7 December 2020
Permission must usually be requested from the meeting of the VvE (Homeowners’ Association) for the construction of a roof terrace or the construction of an extension.
This follows from Article 22 paragraph 1 of the Model Regulations 2006, which state that any extension, substructure or additional extension is prohibited without prior permission. In addition, Article 23 paragraph 1 of the Model Regulations 2006 states that an owner / user may not make any changes that alter the architectural appearance or construction of the building without the permission of the VVE meeting. Other Model Regulations have similar provisions.
However, obtaining consent from the VVE meeting is, in many cases, insufficient. Often the deed of division must also be amended. If this is not done when required, the meeting decision is invalid and the realisation of the roof terrace or the extension is unlawful. An owner (or their legal successor) who objects to the situation can then demand rectification of the unlawful situation. This may result in the roof terrace or extension having to be demolished. This right of action only expires after 20 years. This highlights the importance of carefully checking whether an amendment to the deed of division is required.
An amendment to the deed of division is required if changes occur in the property law situation (the scope of the apartment right) or the agreed rules of the game (such as the share in community / debt burden or the voting ratio). However, this is not always the case if the change made is not permanent. This is stipulated in the so-called “notary Wortelboer judgment” (ECLI: NL: HR: 2000: AA5405).
An example of this is the construction of a roof terrace. In most deeds of division, the roof is referred to as communal property. If the owner of the top apartment of the building builds a roof terrace, they include a communal part of the property in the private part of their apartment right. The size of the private section is thus changed and the actual situation no longer corresponds with the description in the deed of division and the division drawing. In this situation it is therefore important that the deed of division is amended. The roof terrace is then permanently included in the division and can also be transferred when the apartment is sold. A recent example of this occurred at the Overijsel District Court (ECLI: NL: RBOVE: 2020: 3613).
However, amendment of the deed of division is not necessary if permission for the roof terrace is only granted to the current owner, and is therefore not intended for their legal successors. There are conditions attached to this. The roof terrace must be laid out in such a way that it can be removed without appreciable costs and the decision of the meeting must state the intention of its temporary nature. In addition, the decision must be reasonably revocable. This was the case, for example, in a case that took place at the Arnhem-Leeuwarden Court (ECLI: NL: GHARL: 2014: 4798).

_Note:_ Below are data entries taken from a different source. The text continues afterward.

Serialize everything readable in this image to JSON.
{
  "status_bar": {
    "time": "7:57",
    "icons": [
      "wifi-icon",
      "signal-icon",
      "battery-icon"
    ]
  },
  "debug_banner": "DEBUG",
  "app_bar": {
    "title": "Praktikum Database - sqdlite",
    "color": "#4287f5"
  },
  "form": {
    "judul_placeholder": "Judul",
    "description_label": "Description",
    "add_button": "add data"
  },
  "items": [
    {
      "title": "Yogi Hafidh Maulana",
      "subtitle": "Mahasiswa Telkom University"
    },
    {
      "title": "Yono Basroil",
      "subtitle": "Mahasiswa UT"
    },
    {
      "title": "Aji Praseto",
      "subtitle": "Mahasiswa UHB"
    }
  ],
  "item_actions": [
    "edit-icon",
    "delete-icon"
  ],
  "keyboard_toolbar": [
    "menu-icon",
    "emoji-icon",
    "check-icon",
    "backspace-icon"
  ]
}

An extension usually has a permanent character, but the deed of division does not need to be amended in all cases. In the event that the extension takes place on an area that already belongs to the private part of the apartment right, nothing will change in the property law situation, and from that aspect an amendment to the deed of division is therefore not required. However, the extension may mean that the fractional part for the share in the community, debt burden or voting ratio would have to be changed. This requires an amendment to the deed of division. However, in a case brought before it, the Court of The Hague ruled that it had not been established how the fractured parts were created at the time of the division, with the result that the extension also gave no reason to adjust the fractured parts in the deed of division (ECLI: NL: GHSGR: 2005: AT7523).